For our purposes, though, let’s assume that media is an event itself. Watching TV, going to a film, sitting through a play, those are all events. And that media event imposes itself on our conscious immediately acting as a lens through which we perceive another event. Now, I chose the word lens carefully, because although lens create distance, the sometimes offer clarity. I think that model accurately captures media.

So any absolutist argument, in my opinion, off the bat assumes an agenda. Reading “Easy Citizenship: Television’s Curious Legacy” was like reading a 1940s article bashing the TV as evil. Ad homonym attacks aside, one of Hart’s thesis: “not everything that is good for us is easy,” suffers from a lack of sophistication and a subtle adherence to an agenda – that media is bad.

The Reeher piece does a much better job at representing the complexity that a discussion of this subject must undertake. He views media as neither inherently good nor bad, it is an event, and with all events it carries the connotations and effects it accumulates over time.

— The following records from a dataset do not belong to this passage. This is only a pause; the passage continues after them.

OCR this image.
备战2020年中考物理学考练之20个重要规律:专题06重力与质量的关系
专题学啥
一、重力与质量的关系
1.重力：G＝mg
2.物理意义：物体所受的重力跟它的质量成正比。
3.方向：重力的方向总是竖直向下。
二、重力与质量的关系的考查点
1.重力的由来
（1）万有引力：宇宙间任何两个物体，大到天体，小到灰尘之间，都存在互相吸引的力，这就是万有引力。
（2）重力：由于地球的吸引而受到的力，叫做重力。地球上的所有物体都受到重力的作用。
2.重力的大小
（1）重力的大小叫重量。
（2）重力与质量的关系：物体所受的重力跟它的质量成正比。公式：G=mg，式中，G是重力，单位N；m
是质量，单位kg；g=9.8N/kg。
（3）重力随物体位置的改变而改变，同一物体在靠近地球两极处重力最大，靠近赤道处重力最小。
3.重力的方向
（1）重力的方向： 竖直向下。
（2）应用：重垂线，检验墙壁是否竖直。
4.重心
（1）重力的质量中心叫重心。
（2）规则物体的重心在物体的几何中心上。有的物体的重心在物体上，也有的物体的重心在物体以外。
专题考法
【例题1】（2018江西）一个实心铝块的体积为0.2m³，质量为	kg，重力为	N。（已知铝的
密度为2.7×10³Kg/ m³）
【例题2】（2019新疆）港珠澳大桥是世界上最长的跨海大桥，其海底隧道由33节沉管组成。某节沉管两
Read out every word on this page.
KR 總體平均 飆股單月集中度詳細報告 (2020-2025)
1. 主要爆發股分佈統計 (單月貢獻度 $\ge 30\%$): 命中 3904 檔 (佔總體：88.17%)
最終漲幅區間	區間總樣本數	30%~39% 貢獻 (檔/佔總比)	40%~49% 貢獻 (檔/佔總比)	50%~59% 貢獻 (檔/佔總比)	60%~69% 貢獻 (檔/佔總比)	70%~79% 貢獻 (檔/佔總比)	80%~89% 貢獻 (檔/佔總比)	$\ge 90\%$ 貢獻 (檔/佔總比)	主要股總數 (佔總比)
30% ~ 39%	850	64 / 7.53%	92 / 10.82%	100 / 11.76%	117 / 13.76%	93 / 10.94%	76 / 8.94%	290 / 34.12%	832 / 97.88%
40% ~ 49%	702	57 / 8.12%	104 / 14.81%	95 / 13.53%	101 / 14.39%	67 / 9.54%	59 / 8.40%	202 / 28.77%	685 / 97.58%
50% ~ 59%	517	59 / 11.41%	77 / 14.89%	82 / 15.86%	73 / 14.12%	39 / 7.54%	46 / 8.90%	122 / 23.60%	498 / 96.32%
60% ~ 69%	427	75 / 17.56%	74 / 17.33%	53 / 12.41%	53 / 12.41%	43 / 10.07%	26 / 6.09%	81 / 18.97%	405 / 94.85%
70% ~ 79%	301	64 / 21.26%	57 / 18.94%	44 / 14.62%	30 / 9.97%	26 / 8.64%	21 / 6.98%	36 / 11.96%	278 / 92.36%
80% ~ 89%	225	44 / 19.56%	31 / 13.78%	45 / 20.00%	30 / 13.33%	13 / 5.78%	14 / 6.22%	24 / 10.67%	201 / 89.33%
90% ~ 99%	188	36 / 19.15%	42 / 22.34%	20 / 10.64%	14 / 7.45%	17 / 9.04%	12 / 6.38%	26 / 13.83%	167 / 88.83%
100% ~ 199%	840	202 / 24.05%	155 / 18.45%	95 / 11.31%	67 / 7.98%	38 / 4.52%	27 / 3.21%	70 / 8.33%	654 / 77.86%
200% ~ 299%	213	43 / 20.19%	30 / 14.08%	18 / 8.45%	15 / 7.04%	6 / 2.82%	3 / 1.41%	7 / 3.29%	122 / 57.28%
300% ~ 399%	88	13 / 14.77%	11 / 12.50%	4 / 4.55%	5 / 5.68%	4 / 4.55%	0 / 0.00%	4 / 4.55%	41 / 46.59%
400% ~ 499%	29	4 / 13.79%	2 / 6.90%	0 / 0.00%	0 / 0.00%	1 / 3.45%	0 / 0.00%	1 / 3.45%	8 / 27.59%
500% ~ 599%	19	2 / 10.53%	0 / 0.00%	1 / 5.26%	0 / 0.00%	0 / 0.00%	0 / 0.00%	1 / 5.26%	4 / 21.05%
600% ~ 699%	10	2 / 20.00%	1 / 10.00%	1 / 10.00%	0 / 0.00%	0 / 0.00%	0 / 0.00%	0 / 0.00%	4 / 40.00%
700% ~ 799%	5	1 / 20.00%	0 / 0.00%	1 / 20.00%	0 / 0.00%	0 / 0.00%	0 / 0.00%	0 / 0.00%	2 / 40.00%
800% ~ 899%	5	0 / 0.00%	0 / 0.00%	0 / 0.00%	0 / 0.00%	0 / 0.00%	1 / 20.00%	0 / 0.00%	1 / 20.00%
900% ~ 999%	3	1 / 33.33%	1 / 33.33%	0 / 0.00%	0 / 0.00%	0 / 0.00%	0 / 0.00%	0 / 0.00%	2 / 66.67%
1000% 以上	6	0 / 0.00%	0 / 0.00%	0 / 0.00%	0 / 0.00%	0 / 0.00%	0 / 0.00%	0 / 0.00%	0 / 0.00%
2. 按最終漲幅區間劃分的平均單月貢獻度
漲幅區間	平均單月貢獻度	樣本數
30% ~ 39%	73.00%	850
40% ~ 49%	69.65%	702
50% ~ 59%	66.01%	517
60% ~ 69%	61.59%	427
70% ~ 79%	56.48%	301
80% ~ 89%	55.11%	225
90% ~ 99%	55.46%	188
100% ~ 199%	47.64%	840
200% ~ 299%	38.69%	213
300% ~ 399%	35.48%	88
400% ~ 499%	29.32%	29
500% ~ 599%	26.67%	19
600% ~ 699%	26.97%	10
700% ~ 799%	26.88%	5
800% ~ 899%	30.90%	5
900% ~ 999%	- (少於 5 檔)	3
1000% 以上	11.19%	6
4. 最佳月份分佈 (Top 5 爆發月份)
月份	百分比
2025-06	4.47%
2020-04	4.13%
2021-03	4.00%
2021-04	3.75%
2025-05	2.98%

The internet, for example, is controlled by the clicking of the individual. Its very structure forces active participation (perhaps unlike television) in the event of surfing. So, activism online is already occurring. To use a Hart word, its structure creates “inertia.”

The Obama campaign has certainly exploited this inertia and turned it into a cash and voter collecting system of unparalleled precedence. They have treated media as a tool, specifically the internet, which can not only access many, many people, but it can also turn them into active users. This is just a reflection. I’m thinking more about this problem for a later, lengthier post.

1 comment:

Daniel said...

Matt I think you brilliantly express your point and I happen to agree with much of what you are saying. Additionally, the Foster article is a great starting point for looking into your question.
I would only like to point out to you that you say:
"Now, I chose the word lens carefully, because although lens create distance, the sometimes offer clarity. I think that model accurately captures media."
I do agree with your analysis of what a lens actually does, but there is one more possibility, a lens can also hurt your vision (if it is the wrong or damaged lens). We seem to see this dynamic, in my opinion, very often in politics. Politicians try to manipulate the facts and distort our "lenses" by convincing us that we need to look at specific things and have missed others (by pointing out certain statistics or pointing out flaws in the other campaign's statements).
I'm not saying that we shouldn't use our lenses, or that politicians shouldn't try to manipulate what we see through them, I want to point out that WE need to make sure that we check to make sure our lenses are being used to help us see the truth and make it clearer for us.